Produced under the tutelage of Dr. Dre, Oxnard is a nod to two throwbacks—‘90s West Coast funk and Paak’s hometown—and it is obvious from the album that both had a major impact on his life and musical style. Digging deeper, however, one realizes .Paak’s intentions are more extensive than toasting throwbacks. Each track functions as a cog in the West Coast/So Cal wheel, and taken together, the collection weaves its way along that funky hip hop highway, breezing through as much musical diversity of the area as possible.
It all begins with “The Chase.” Hearkening back to proto hip hop, the song is reminiscent of Kool Herc’s extended dance plays—a long warm up followed by a smooth and brief cool down that leaves it up to you to decide exactly which part was the main movement of the pursuit. “Headlow” satisfies the taste of the more adventurous members of .Paak’s fan base, while “Sweet Chick” meanders its way through the partnership roadways paying homage to the diverse personalities of women .Paak has known.

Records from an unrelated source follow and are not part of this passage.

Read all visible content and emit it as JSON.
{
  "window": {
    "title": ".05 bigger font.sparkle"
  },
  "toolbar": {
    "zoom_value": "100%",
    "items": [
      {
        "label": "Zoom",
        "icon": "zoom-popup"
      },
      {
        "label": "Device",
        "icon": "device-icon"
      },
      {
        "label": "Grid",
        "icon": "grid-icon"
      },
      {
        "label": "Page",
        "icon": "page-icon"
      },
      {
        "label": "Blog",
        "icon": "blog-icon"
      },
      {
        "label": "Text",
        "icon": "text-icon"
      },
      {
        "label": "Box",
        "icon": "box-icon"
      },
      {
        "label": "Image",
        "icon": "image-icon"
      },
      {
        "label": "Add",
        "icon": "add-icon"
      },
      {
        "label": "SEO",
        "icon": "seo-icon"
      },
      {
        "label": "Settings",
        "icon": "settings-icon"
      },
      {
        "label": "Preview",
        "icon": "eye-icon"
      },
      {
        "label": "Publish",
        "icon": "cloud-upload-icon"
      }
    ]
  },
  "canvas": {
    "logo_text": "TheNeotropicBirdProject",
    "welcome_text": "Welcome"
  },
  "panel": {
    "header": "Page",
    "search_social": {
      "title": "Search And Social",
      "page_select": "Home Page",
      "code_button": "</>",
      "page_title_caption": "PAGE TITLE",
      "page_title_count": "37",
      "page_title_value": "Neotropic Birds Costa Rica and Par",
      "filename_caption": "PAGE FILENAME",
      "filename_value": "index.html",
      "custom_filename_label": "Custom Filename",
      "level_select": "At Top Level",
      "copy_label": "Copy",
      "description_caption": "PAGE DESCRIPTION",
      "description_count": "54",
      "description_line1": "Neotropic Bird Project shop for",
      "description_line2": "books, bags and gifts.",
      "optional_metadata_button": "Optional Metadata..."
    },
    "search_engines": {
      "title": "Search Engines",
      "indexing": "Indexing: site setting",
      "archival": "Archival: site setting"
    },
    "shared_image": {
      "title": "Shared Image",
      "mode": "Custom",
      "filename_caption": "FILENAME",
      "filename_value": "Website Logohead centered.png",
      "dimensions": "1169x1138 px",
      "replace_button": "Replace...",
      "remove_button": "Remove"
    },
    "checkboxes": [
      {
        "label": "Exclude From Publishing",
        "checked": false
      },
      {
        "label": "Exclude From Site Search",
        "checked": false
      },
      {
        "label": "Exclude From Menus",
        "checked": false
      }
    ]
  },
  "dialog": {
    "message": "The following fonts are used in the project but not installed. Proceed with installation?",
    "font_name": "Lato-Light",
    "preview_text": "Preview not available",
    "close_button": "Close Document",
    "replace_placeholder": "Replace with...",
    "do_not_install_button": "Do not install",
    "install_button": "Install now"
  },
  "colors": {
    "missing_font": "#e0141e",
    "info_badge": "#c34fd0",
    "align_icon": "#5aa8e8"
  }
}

For the politically conscious, there’s “6 Summers,” a track purposely skidding to a stop beside Donald Trump, peeling out on the curb of his presidency by calling attention to the funkiness of Trump’s inconsistencies and the potholes it is causing the nation. .Paak slows things down a little with “Saviers Road,” an actual nod to a street in his city of Oxnard, acknowledging that he is, similar to the rest of the US, “fallin’ to me knees right now/Tryna get it back on my feet right now.”
“Tints,” featuring Kendrick Lamar, continues that hesitant drive, explaining how even though he’s free to roam anywhere, for safety’s sake .Paak feels the need to tint himself so that others can’t easily see through the windows of his soul. Always ready to ride along on the funk, Snoop Dogg raps through .Paak’s passenger window on “Anywhere.” A few turns later, the album ends with a twist from “Left to Right,” an unsettling beat that’s similar to a screeching stop—necessary after such a packed road trip, but startling nonetheless.
As .Paak sums up in “Left to Right,” Remindin’ me what I do this for/ So critical, so physical/So difficult, but still a miracle is applicable to not only the West Coast, but all contemporary U.S. society in general. We are all on this journey together, driving along trying to find our way. Oxnard reminds us that regardless of our origin, we must periodically reorient ourselves so that our final destination is one that includes the passengers we meet along the way.